In the context of applications under the EU settlement scheme, the right to an administrative review goes even further. An applicant who has been granted pre-settled status, but who believes that they qualify for settled status, can submit additional information that will be considered as part of their review. However, if the applicant cannot or does not wish to pay the fee for an administrative review, they have the alternative option of submitting a fresh application under the EU settlement scheme, which will be free. I therefore consider this part of the amendment to be unnecessary, because remedies that are free of charge are already available and if the administrative review is successful, the fee is refunded.
The Committee has already debated appeals, and I do not propose to reopen any of those debates. Court and tribunal fees are needed to contribute to the funding of the wider costs of the court and tribunal system; without that contribution, the cost would have to be met by the taxpayer.
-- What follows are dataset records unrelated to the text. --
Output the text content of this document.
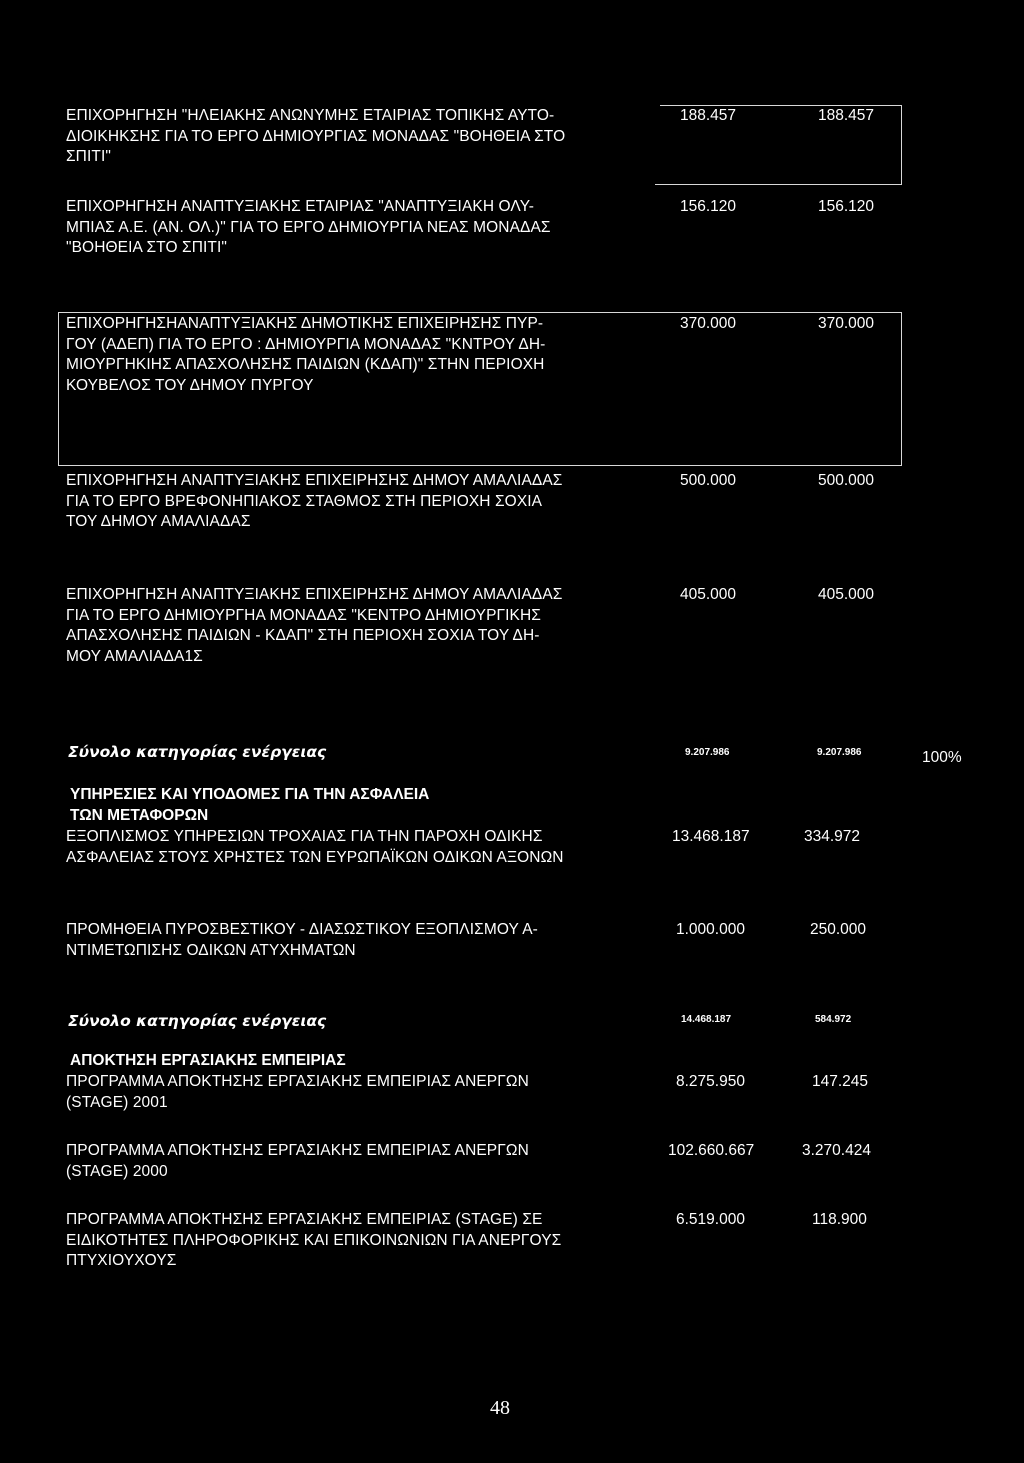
ΕΠΙΧΟΡΗΓΗΣΗ "ΗΛΕΙΑΚΗΣ ΑΝΩΝΥΜΗΣ ΕΤΑΙΡΙΑΣ ΤΟΠΙΚΗΣ ΑΥΤΟ-
ΔΙΟΙΚΗΚΣΗΣ ΓΙΑ ΤΟ ΕΡΓΟ ΔΗΜΙΟΥΡΓΙΑΣ ΜΟΝΑΔΑΣ "ΒΟΗΘΕΙΑ ΣΤΟ
ΣΠΙΤΙ"
188.457	188.457
ΕΠΙΧΟΡΗΓΗΣΗ ΑΝΑΠΤΥΞΙΑΚΗΣ ΕΤΑΙΡΙΑΣ "ΑΝΑΠΤΥΞΙΑΚΗ ΟΛΥ-
ΜΠΙΑΣ Α.Ε. (ΑΝ. ΟΛ.)" ΓΙΑ ΤΟ ΕΡΓΟ ΔΗΜΙΟΥΡΓΙΑ ΝΕΑΣ ΜΟΝΑΔΑΣ
"ΒΟΗΘΕΙΑ ΣΤΟ ΣΠΙΤΙ"
156.120	156.120
ΕΠΙΧΟΡΗΓΗΣΗΑΝΑΠΤΥΞΙΑΚΗΣ ΔΗΜΟΤΙΚΗΣ ΕΠΙΧΕΙΡΗΣΗΣ ΠΥΡ-
ΓΟΥ (ΑΔΕΠ) ΓΙΑ ΤΟ ΕΡΓΟ : ΔΗΜΙΟΥΡΓΙΑ ΜΟΝΑΔΑΣ "ΚΝΤΡΟΥ ΔΗ-
ΜΙΟΥΡΓΗΚΙΗΣ ΑΠΑΣΧΟΛΗΣΗΣ ΠΑΙΔΙΩΝ (ΚΔΑΠ)" ΣΤΗΝ ΠΕΡΙΟΧΗ
ΚΟΥΒΕΛΟΣ ΤΟΥ ΔΗΜΟΥ ΠΥΡΓΟΥ
370.000	370.000
ΕΠΙΧΟΡΗΓΗΣΗ ΑΝΑΠΤΥΞΙΑΚΗΣ ΕΠΙΧΕΙΡΗΣΗΣ ΔΗΜΟΥ ΑΜΑΛΙΑΔΑΣ
ΓΙΑ ΤΟ ΕΡΓΟ ΒΡΕΦΟΝΗΠΙΑΚΟΣ ΣΤΑΘΜΟΣ ΣΤΗ ΠΕΡΙΟΧΗ ΣΟΧΙΑ
ΤΟΥ ΔΗΜΟΥ ΑΜΑΛΙΑΔΑΣ
500.000	500.000
ΕΠΙΧΟΡΗΓΗΣΗ ΑΝΑΠΤΥΞΙΑΚΗΣ ΕΠΙΧΕΙΡΗΣΗΣ ΔΗΜΟΥ ΑΜΑΛΙΑΔΑΣ
ΓΙΑ ΤΟ ΕΡΓΟ ΔΗΜΙΟΥΡΓΗΑ ΜΟΝΑΔΑΣ "ΚΕΝΤΡΟ ΔΗΜΙΟΥΡΓΙΚΗΣ
ΑΠΑΣΧΟΛΗΣΗΣ ΠΑΙΔΙΩΝ - ΚΔΑΠ" ΣΤΗ ΠΕΡΙΟΧΗ ΣΟΧΙΑ ΤΟΥ ΔΗ-
ΜΟΥ ΑΜΑΛΙΑΔΑ1Σ
405.000	405.000
Σύνολο κατηγορίας ενέργειας	9.207.986	9.207.986	100%
ΥΠΗΡΕΣΙΕΣ ΚΑΙ ΥΠΟΔΟΜΕΣ ΓΙΑ ΤΗΝ ΑΣΦΑΛΕΙΑ
ΤΩΝ ΜΕΤΑΦΟΡΩΝ
ΕΞΟΠΛΙΣΜΟΣ ΥΠΗΡΕΣΙΩΝ ΤΡΟΧΑΙΑΣ ΓΙΑ ΤΗΝ ΠΑΡΟΧΗ ΟΔΙΚΗΣ
ΑΣΦΑΛΕΙΑΣ ΣΤΟΥΣ ΧΡΗΣΤΕΣ ΤΩΝ ΕΥΡΩΠΑΪΚΩΝ ΟΔΙΚΩΝ ΑΞΟΝΩΝ
13.468.187	334.972
ΠΡΟΜΗΘΕΙΑ ΠΥΡΟΣΒΕΣΤΙΚΟΥ - ΔΙΑΣΩΣΤΙΚΟΥ ΕΞΟΠΛΙΣΜΟΥ Α-
ΝΤΙΜΕΤΩΠΙΣΗΣ ΟΔΙΚΩΝ ΑΤΥΧΗΜΑΤΩΝ
1.000.000	250.000
Σύνολο κατηγορίας ενέργειας	14.468.187	584.972
ΑΠΟΚΤΗΣΗ ΕΡΓΑΣΙΑΚΗΣ ΕΜΠΕΙΡΙΑΣ
ΠΡΟΓΡΑΜΜΑ ΑΠΟΚΤΗΣΗΣ ΕΡΓΑΣΙΑΚΗΣ ΕΜΠΕΙΡΙΑΣ ΑΝΕΡΓΩΝ
(STAGE) 2001
8.275.950	147.245
ΠΡΟΓΡΑΜΜΑ ΑΠΟΚΤΗΣΗΣ ΕΡΓΑΣΙΑΚΗΣ ΕΜΠΕΙΡΙΑΣ ΑΝΕΡΓΩΝ
(STAGE) 2000
102.660.667	3.270.424
ΠΡΟΓΡΑΜΜΑ ΑΠΟΚΤΗΣΗΣ ΕΡΓΑΣΙΑΚΗΣ ΕΜΠΕΙΡΙΑΣ (STAGE) ΣΕ
ΕΙΔΙΚΟΤΗΤΕΣ ΠΛΗΡΟΦΟΡΙΚΗΣ ΚΑΙ ΕΠΙΚΟΙΝΩΝΙΩΝ ΓΙΑ ΑΝΕΡΓΟΥΣ
ΠΤΥΧΙΟΥΧΟΥΣ
6.519.000	118.900
48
New clause 38 relates to visa and citizenship fees. Subsections (1) and (3) would limit the Secretary of State’s power to charge a fee to EEA or Swiss nationals applying for a visa or applying to be naturalised as a British citizen to the cost of processing that application. I remind the Committee that EEA nationals do not require visit visas, and that remains our long-term intention, as set out in the immigration White Paper. The new clauses would require us to differentiate between EEA and non-EEA nationals, and that would undermine our ability to deliver a future system that does not do so.
Subsection (2) of new clause 38 would provide that all children who are entitled to British citizenship—not just those affected by the ending of free movement under the Bill—are not required to pay a fee to register. Although the subsection appears to extend more widely than just to EEA nationals, I will take it as applying only to EEA national children, given the scope of the Bill. Child citizenship is, without doubt, an important matter. We have already committed to Parliament that we will keep under review our approach to setting fees for all visa, immigration and nationality services, especially those charged to children. However, I do not consider the Bill to be the appropriate place to deal with this, particularly without considering the implications for other elements of the fees regime. The removal of this fee is unnecessary, given that becoming a citizen is discretionary and not necessary to enable an individual to live, study and work in the UK.